The dragon flew, water left smooth in its wake, its wings the color of the night sky, blotting out the stars. Blackness as the creature winged in front of the moon; brightness as wings swept past him, driving Chay down against the rock.
The dragon’s keen shattered his mind. Chay clawed at his ears, pinned under the downdraft of its wings.
“Why?” he made out as the dragon dove, louder in his mind than in his ears. Chay crawled forward, watching the water.
“Why what?”
The water was black as the sky above, depthy and depthless at once, opaque as Chay searched for movement.
Moonlight gleamed silver on the ocean, nowhere near the moon, and Chay found himself looking into the dragon’s eyes as it rose. He fell back as the head broke the surface, the midnight blue scales laced with silver, each eye larger than he was, the snout longer than the tallest building in town.
The dragon’s voice was softer this time, modulated in his mind.
“Why are we enemies?”
Chay woke, tears mingled with sweat on his cheeks. He wrestled himself out of his bedroll, gulping in air, the dragon’s words driving into him.

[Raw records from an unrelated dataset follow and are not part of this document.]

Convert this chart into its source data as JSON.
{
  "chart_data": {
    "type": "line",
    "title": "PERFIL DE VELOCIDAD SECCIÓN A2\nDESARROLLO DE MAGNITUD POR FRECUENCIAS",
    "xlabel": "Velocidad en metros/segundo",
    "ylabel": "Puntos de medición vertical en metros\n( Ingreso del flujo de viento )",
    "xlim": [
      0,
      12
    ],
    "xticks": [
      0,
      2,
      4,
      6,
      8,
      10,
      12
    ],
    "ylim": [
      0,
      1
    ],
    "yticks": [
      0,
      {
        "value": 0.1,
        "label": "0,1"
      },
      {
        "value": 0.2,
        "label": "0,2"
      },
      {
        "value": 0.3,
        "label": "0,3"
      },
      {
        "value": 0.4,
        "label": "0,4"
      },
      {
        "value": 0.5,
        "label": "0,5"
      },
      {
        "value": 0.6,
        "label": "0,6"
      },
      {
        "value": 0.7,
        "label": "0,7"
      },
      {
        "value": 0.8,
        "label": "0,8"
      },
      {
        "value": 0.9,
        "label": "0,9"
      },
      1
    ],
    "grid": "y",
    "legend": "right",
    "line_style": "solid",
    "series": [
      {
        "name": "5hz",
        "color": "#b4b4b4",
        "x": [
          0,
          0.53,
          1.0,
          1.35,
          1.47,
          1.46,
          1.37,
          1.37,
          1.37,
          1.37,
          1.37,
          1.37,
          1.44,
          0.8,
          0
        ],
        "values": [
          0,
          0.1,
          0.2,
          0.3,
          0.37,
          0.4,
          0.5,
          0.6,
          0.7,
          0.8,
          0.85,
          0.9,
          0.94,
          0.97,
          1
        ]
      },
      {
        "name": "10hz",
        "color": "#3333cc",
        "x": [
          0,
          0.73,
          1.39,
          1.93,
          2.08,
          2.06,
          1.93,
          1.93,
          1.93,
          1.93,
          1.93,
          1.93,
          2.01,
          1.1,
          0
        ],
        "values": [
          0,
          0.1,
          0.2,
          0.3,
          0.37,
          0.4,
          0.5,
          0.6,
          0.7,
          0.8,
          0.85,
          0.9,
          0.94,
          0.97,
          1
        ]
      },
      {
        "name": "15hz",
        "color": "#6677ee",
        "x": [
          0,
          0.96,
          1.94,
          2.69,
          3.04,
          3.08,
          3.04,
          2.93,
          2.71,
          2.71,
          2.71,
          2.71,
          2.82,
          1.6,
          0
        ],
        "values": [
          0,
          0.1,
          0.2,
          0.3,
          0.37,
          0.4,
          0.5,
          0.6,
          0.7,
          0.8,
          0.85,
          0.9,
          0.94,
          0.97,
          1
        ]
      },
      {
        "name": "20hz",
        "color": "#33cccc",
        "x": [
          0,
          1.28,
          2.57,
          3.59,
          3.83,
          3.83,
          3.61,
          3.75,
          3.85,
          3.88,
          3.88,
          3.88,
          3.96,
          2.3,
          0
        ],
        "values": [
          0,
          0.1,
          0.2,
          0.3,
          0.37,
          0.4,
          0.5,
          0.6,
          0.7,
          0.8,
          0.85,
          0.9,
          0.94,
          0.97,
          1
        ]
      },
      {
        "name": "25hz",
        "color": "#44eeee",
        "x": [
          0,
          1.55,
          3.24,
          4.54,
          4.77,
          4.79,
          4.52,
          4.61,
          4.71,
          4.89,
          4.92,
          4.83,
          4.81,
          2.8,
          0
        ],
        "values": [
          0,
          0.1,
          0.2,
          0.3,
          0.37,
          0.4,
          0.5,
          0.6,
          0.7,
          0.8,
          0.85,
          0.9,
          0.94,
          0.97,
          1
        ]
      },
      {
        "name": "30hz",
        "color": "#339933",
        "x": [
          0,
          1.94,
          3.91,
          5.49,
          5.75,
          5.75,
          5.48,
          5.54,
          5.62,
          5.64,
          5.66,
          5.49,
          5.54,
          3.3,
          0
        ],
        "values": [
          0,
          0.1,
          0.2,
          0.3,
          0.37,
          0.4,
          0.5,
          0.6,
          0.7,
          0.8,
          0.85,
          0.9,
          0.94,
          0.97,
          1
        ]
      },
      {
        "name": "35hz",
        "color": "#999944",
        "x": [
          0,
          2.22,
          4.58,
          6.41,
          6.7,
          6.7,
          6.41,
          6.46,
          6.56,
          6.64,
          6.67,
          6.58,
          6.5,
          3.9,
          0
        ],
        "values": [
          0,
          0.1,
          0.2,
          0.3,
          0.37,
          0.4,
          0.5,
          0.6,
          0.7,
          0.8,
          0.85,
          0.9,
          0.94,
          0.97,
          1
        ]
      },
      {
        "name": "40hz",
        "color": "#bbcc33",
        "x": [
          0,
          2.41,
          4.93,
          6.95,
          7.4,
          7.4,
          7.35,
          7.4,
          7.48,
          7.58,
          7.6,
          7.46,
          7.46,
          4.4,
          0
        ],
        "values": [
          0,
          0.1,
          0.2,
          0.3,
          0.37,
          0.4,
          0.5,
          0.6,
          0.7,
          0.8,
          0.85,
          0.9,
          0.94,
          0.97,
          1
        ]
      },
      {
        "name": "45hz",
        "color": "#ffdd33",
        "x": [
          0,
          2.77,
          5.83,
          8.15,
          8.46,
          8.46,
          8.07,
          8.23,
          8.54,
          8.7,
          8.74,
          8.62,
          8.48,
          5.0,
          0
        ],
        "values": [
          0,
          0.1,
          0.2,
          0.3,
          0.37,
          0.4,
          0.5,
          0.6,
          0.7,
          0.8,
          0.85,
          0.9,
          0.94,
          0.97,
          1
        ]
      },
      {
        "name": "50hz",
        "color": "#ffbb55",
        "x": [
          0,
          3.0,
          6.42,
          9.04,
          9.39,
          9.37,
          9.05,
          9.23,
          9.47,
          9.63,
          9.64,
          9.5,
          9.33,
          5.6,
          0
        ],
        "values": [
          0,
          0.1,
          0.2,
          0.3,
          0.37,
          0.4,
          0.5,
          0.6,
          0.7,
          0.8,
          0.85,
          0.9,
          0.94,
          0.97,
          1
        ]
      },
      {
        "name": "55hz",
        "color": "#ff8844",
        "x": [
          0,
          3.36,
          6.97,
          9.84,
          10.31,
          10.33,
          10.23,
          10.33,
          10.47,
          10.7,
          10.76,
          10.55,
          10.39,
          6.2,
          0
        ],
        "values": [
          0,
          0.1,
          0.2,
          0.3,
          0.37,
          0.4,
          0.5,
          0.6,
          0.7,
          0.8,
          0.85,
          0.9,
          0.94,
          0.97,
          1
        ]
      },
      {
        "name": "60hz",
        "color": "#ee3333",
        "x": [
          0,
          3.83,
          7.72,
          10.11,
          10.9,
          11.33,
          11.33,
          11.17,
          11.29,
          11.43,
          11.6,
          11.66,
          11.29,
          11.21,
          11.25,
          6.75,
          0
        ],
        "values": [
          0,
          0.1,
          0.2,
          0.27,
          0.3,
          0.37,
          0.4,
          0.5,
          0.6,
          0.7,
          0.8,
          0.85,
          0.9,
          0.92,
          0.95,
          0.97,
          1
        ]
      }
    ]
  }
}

“We’re old enemies,” he’d told Kim that afternoon. The dragon had been watching him, then, to know what he had said.
As across the campsite, Kim was watching him, silver moonlight gleaming in the green-black pools of his eyes.
Chay swiped sweaty hair off his forehead. “Sorry,” he rasped, and coughed to clear his throat. “Just a dream.”
He flinched as Kim got to his feet, twigs snapping as he retrieved a canteen from their supplies. He walked toward Chay, who pressed his hand against his throat to assuage the raw feeling there.
“A dream,” Kim prompted, the canteen dangling from his fingers, the water within sloshing like waves.
“About the dragon,” said Chay as Kim came towards him. “He’s coming for me.”